The Charlotte-Mecklenburg Police Department has identified a 1996 murder victim using forensic genetic genealogy.
On July 18, 1996, police said human skeletal remains were found in a wooded area near Bank of America Stadium in Charlotte. The remains were taken to the Mecklenburg County Medical Examiner’s Office, where the victim was determined to be a woman. The manner of death was ruled a homicide. Despite efforts to identify the victim through conventional means, detectives were unsuccessful.
In 2022, police said the remains were sent to Raleigh for an osteological examination by a forensic anthropologist. With funding from the Charlotte-Mecklenburg Police Foundation, bones were sent to Othram Labs in Texas for advanced DNA testing. The first attempt to obtain DNA was unsuccessful due to the condition of the remains.
In 2024, the Mecklenburg County Medical Examiner’s Office sent additional bones to Othram Labs for another DNA extraction. With continued funding from the Charlotte-Mecklenburg Police Foundation, Othram Labs succeeded in obtaining a genetic profile. The victim’s profile was loaded into two consumer genealogy databases, GEDmatch and Family Tree DNA, which cooperate with law enforcement.
The CMPD Cold Case Unit partnered with Ramapo College of New Jersey’s Investigative Genetic Genealogy Center (IGG) to perform investigative genetic genealogy research. The IGG team quickly identified the victim as Betty Benton. Detectives then contacted her family members, learning that Benton had not been heard from since the early 1990s. A DNA profile from a family member confirmed that the victim was Betty Benton.

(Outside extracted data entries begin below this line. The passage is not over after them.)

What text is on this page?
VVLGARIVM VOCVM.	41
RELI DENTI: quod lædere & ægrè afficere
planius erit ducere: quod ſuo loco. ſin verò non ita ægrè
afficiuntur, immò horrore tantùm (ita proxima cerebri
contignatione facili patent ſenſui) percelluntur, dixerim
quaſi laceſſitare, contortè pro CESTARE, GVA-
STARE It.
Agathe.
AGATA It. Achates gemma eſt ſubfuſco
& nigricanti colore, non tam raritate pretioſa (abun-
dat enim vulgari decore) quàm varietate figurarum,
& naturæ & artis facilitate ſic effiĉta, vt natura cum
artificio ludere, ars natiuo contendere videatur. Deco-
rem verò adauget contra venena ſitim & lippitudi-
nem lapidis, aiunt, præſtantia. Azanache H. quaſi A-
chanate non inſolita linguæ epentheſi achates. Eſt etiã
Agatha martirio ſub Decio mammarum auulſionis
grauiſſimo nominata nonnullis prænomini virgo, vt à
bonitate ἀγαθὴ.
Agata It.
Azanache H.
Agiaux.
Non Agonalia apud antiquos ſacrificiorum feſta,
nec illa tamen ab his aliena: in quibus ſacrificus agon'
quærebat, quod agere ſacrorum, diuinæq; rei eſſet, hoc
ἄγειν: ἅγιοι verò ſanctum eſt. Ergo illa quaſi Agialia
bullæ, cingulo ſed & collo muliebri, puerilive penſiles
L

Betty Jean Benton was born in Louisiana on Feb. 27, 1954. She spent most of her life in Chicago. She was reported missing in 1992 and last contacted family members in February 1991, telling them she was in North Carolina. Detectives have been unable to find any record of Benton in North Carolina.
Police are asking for the public’s help in this case. Anyone who may have had contact with Betty Jean Benton in North Carolina is urged to contact detectives. Her murder is still under investigation by the Cold Case Unit under complaint number 19960718-1043-00. Those with information should call 704-432-TIPS to speak directly with a detective.
As of April 4, 2025, the CMPD Cold Case Unit is still working to identify at least nine other victims, whose remains were discovered as far back as 1932.